When reading about the Pol Pot regime in Cambodia I remember there being a section on how one of the underlying assumptions of the people of Cambodia, due to their Buddhist heritage, was that they must have done something awful that made them deserve what happened to them. At first such a notion seems horribly cruel, but I think part of the understanding here is wrong. It isn't about deserving or not deserving, it's about the environments that we create. No one can claim that a 6 year old girl deserves to be executed as an enemy of the state, but as a culture we are responsible for creating environments where these kind of things can happen. It is never from just one individual or one thing, but a complex web of interaction that allowed the poor to be exploited, that allowed for the ideas of Cambodia's communists to be accepted by the people, that allowed for the government they overthrew to be so horribly corrupt, etc. Some things that contributed were metered out by admittedly outside forces, such as the effects of American bombings along the Vietnamese border, but how that plays into everything is part of a much larger picture. Because this wasn't just Cambodia, this was the effects of events in France, the US, China, Vietnam, Russia, etc. just to list the other locations that were directly involved. The scope is very broad and the system as a whole encompasses all human action, even if for the sake of simplicity it is easier at times to focus on certain events and locations.
This also highlights why it is so important to have some understanding of history, why it is important to see what forces and actions have created what we are dealing with in our lives. I do not just mean large scale world events, but an understanding of your families history, the history of the place where you live, what were the actions that created you and where you live. What were the actions that people have taken that have created what we love and cherish in these places and ourselves, and what has created the undesirable elements. What actions need to be taken to create better environments, and what changes to accepted action can we make in our lives that will create better environments for us to exist in?

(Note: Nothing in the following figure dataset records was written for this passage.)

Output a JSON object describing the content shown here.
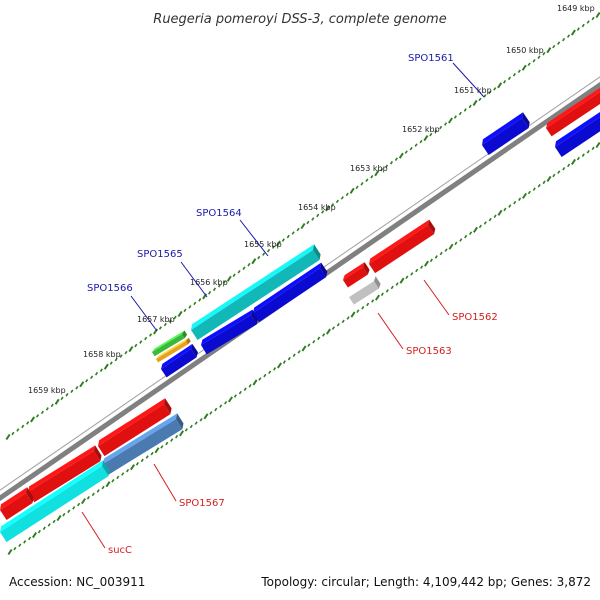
{
  "title": "Ruegeria pomeroyi DSS-3, complete genome",
  "footer": {
    "accession": "Accession: NC_003911",
    "topology": "Topology: circular; Length: 4,109,442 bp; Genes: 3,872"
  },
  "colors": {
    "backbone": "#808080",
    "ticks": "#2e7d1e",
    "forward_label": "#1a1aa8",
    "reverse_label": "#d42020"
  },
  "tick_labels": [
    "1649 kbp",
    "1650 kbp",
    "1651 kbp",
    "1652 kbp",
    "1653 kbp",
    "1654 kbp",
    "1655 kbp",
    "1656 kbp",
    "1657 kbp",
    "1658 kbp",
    "1659 kbp"
  ],
  "genes": [
    {
      "name": "SPO1561",
      "strand": "forward",
      "color": "#0a0ad0"
    },
    {
      "name": "SPO1562",
      "strand": "reverse",
      "color": "#e01010"
    },
    {
      "name": "SPO1563",
      "strand": "reverse",
      "color": "#c0c0c0"
    },
    {
      "name": "SPO1564",
      "strand": "forward",
      "color": "#12b8b8"
    },
    {
      "name": "SPO1565",
      "strand": "forward",
      "color": "#0a0ad0"
    },
    {
      "name": "SPO1566",
      "strand": "forward",
      "color": "#3cb83c"
    },
    {
      "name": "SPO1567",
      "strand": "reverse",
      "color": "#4a7ab0"
    },
    {
      "name": "sucC",
      "strand": "reverse",
      "color": "#10e0e0"
    }
  ]
}
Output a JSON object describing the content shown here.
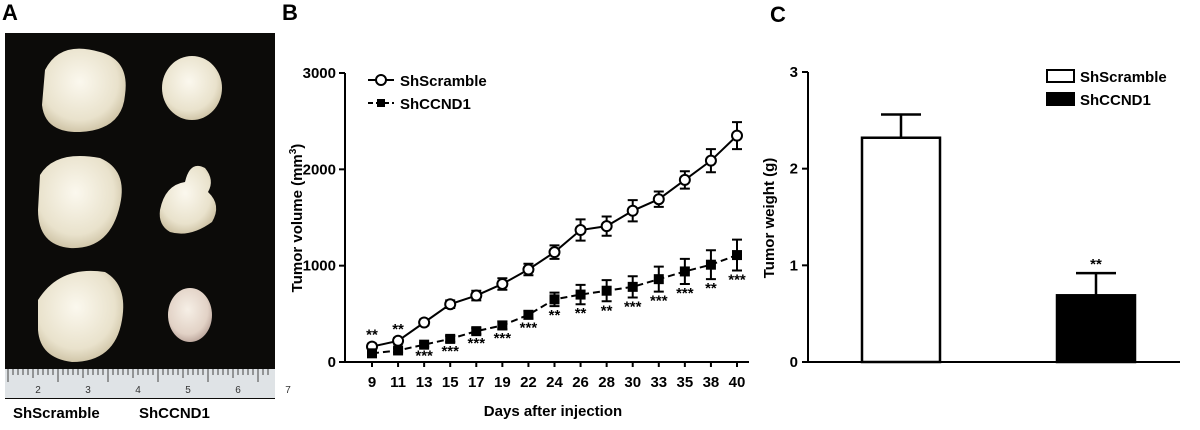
{
  "photo": {
    "panel_label": "A",
    "labels": [
      "ShScramble",
      "ShCCND1"
    ],
    "ruler_labels": [
      "2",
      "3",
      "4",
      "5",
      "6",
      "7"
    ]
  },
  "chart_data": [
    {
      "type": "line",
      "panel_label": "B",
      "categories": [
        "9",
        "11",
        "13",
        "15",
        "17",
        "19",
        "22",
        "24",
        "26",
        "28",
        "30",
        "33",
        "35",
        "38",
        "40"
      ],
      "xlabel": "Days after injection",
      "ylabel": [
        "Tumor volume (mm",
        "3",
        ")"
      ],
      "ylim": [
        0,
        3000
      ],
      "yticks": [
        0,
        1000,
        2000,
        3000
      ],
      "series": [
        {
          "name": "ShScramble",
          "color": "#000000",
          "marker": "circle",
          "line_style": "solid",
          "values": [
            160,
            220,
            410,
            600,
            690,
            810,
            960,
            1140,
            1370,
            1410,
            1570,
            1690,
            1890,
            2090,
            2350
          ],
          "errors": [
            30,
            30,
            30,
            40,
            50,
            60,
            60,
            70,
            110,
            100,
            110,
            80,
            90,
            120,
            140
          ]
        },
        {
          "name": "ShCCND1",
          "color": "#000000",
          "marker": "square",
          "line_style": "dashed",
          "values": [
            90,
            120,
            180,
            240,
            320,
            380,
            490,
            650,
            700,
            740,
            780,
            860,
            940,
            1010,
            1110
          ],
          "errors": [
            20,
            20,
            20,
            30,
            30,
            40,
            40,
            70,
            100,
            110,
            110,
            130,
            130,
            150,
            160
          ]
        }
      ],
      "significance": [
        "**",
        "**",
        "***",
        "***",
        "***",
        "***",
        "***",
        "**",
        "**",
        "**",
        "***",
        "***",
        "***",
        "**",
        "***"
      ]
    },
    {
      "type": "bar",
      "panel_label": "C",
      "ylabel": "Tumor weight (g)",
      "ylim": [
        0,
        3
      ],
      "yticks": [
        0,
        1,
        2,
        3
      ],
      "series": [
        {
          "name": "ShScramble",
          "color": "#ffffff",
          "values": [
            2.32
          ],
          "errors": [
            0.24
          ]
        },
        {
          "name": "ShCCND1",
          "color": "#000000",
          "values": [
            0.69
          ],
          "errors": [
            0.23
          ],
          "annotations": [
            "**"
          ]
        }
      ]
    }
  ]
}
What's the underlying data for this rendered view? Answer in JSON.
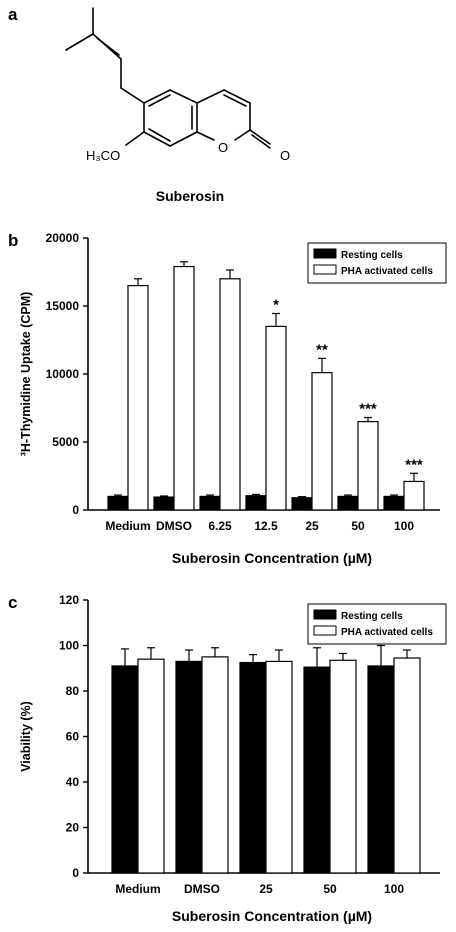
{
  "panel_a": {
    "letter": "a",
    "compound_name": "Suberosin",
    "methoxy_label": "H₃CO",
    "ring_o_label": "O",
    "carbonyl_o_label": "O"
  },
  "chart_data": [
    {
      "panel": "b",
      "type": "bar",
      "title": "",
      "xlabel": "Suberosin Concentration (µM)",
      "ylabel": "³H-Thymidine Uptake (CPM)",
      "ylim": [
        0,
        20000
      ],
      "yticks": [
        0,
        5000,
        10000,
        15000,
        20000
      ],
      "categories": [
        "Medium",
        "DMSO",
        "6.25",
        "12.5",
        "25",
        "50",
        "100"
      ],
      "legend_position": "top-right",
      "series": [
        {
          "name": "Resting cells",
          "color": "#000000",
          "values": [
            1000,
            950,
            1000,
            1050,
            900,
            1000,
            1000
          ],
          "errors": [
            100,
            80,
            100,
            100,
            80,
            100,
            100
          ]
        },
        {
          "name": "PHA activated cells",
          "color": "#ffffff",
          "values": [
            16500,
            17900,
            17000,
            13500,
            10100,
            6500,
            2100
          ],
          "errors": [
            500,
            350,
            650,
            950,
            1050,
            300,
            600
          ]
        }
      ],
      "significance": [
        "",
        "",
        "",
        "*",
        "**",
        "***",
        "***"
      ]
    },
    {
      "panel": "c",
      "type": "bar",
      "title": "",
      "xlabel": "Suberosin Concentration (µM)",
      "ylabel": "Viability (%)",
      "ylim": [
        0,
        120
      ],
      "yticks": [
        0,
        20,
        40,
        60,
        80,
        100,
        120
      ],
      "categories": [
        "Medium",
        "DMSO",
        "25",
        "50",
        "100"
      ],
      "legend_position": "top-right",
      "series": [
        {
          "name": "Resting cells",
          "color": "#000000",
          "values": [
            91,
            93,
            92.5,
            90.5,
            91
          ],
          "errors": [
            7.5,
            5,
            3.5,
            8.5,
            9
          ]
        },
        {
          "name": "PHA activated cells",
          "color": "#ffffff",
          "values": [
            94,
            95,
            93,
            93.5,
            94.5
          ],
          "errors": [
            5,
            4,
            5,
            3,
            3.5
          ]
        }
      ]
    }
  ]
}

By understanding the past we can use that information to guide us into the future, we can learn from the failures of the past, and we can see how our past actions have contributed to possible future difficulties.
I don't think "good karma" is collected by spinning prayer wheels, but it might be that the payoff of contemplation while doing so can make your life better. It isn't about accumulating +s and -s, it's about understanding how the actions you take will reverberate not only through your life, but through the place where you live and the human world as a whole. While it was the concepts of the Greek stoics that taught me why human action is the basis for the measure of right or wrong in our lives, it was the Buddhist concept of karma that let me see how far reaching the consequences of those actions are.